Another issue to be considered in time trend analyses of long-term survival rates is age adjustment of survival rates. On average, cancer patients have become older over the past decades in most countries. As prognosis of patients tends to vary with age for most cancers, trends in crude (unadjusted) survival rates may not adequately disclose the true progress in long-term survival rates over time. This particularly applies to time trends over very long time spans within which ‘ageing’ of the cancer populations may be substantial. The issue is of much less concern for relative survival rates that are presented in this paper than for absolute survival rates, as the former vary much less with age than the latter. However, where necessary, age adjustment is as easily carried out in period and mixed analysis as in cohort analysis.

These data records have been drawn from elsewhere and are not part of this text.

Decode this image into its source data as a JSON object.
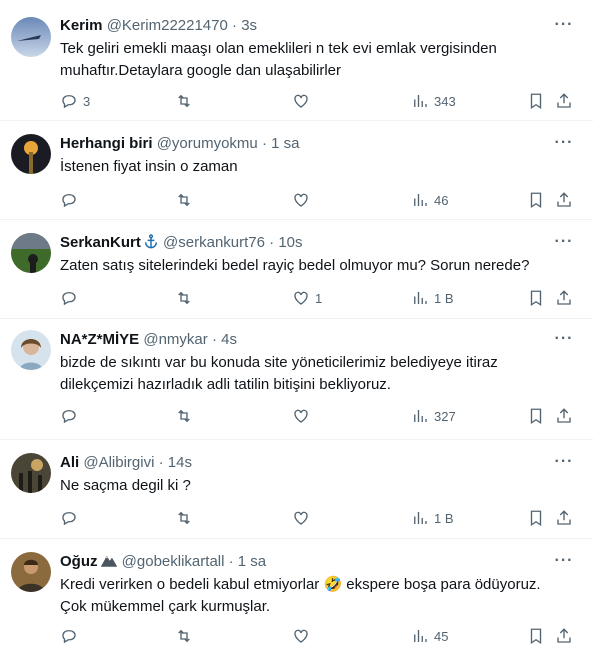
{
  "tweets": [
    {
      "name": "Kerim",
      "handle": "@Kerim22221470",
      "time": "3s",
      "badge": "",
      "text": [
        "Tek geliri emekli maaşı olan emeklileri n tek evi emlak vergisinden",
        "muhaftır.Detaylara google dan ulaşabilirler"
      ],
      "replies": "3",
      "retweets": "",
      "likes": "",
      "views": "343",
      "avatar_icon": "sky-avatar"
    },
    {
      "name": "Herhangi biri",
      "handle": "@yorumyokmu",
      "time": "1 sa",
      "badge": "",
      "text": [
        "İstenen fiyat insin o zaman"
      ],
      "replies": "",
      "retweets": "",
      "likes": "",
      "views": "46",
      "avatar_icon": "tower-avatar"
    },
    {
      "name": "SerkanKurt",
      "handle": "@serkankurt76",
      "time": "10s",
      "badge": "anchor-icon",
      "text": [
        "Zaten satış sitelerindeki bedel rayiç bedel olmuyor mu? Sorun nerede?"
      ],
      "replies": "",
      "retweets": "",
      "likes": "1",
      "views": "1 B",
      "avatar_icon": "stadium-avatar"
    },
    {
      "name": "NA*Z*MİYE",
      "handle": "@nmykar",
      "time": "4s",
      "badge": "",
      "text": [
        "bizde de sıkıntı var bu konuda site yöneticilerimiz  belediyeye  itiraz",
        "dilekçemizi hazırladık  adli tatilin bitişini bekliyoruz."
      ],
      "replies": "",
      "retweets": "",
      "likes": "",
      "views": "327",
      "avatar_icon": "portrait-avatar"
    },
    {
      "name": "Ali",
      "handle": "@Alibirgivi",
      "time": "14s",
      "badge": "",
      "text": [
        "Ne saçma degil ki ?"
      ],
      "replies": "",
      "retweets": "",
      "likes": "",
      "views": "1 B",
      "avatar_icon": "forest-avatar"
    },
    {
      "name": "Oğuz",
      "handle": "@gobeklikartall",
      "time": "1 sa",
      "badge": "mountain-icon",
      "text": [
        "Kredi verirken o bedeli kabul etmiyorlar 🤣 ekspere boşa para ödüyoruz.",
        "Çok mükemmel çark kurmuşlar."
      ],
      "replies": "",
      "retweets": "",
      "likes": "",
      "views": "45",
      "avatar_icon": "man-avatar"
    }
  ],
  "more_label": "···",
  "separator": "·"
}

In summary, the combination of traditional cohortwise analysis with period analysis in the form of mixed analysis may be a useful tool for comprehensive retrospective monitoring of time trends in long-term cancer patient survival from the earliest to the most recent years of cancer registration. Recent development of pertinent user-friendly software (Brenner et al, 2002a) should facilitate widespread implementation of this new approach by cancer registries.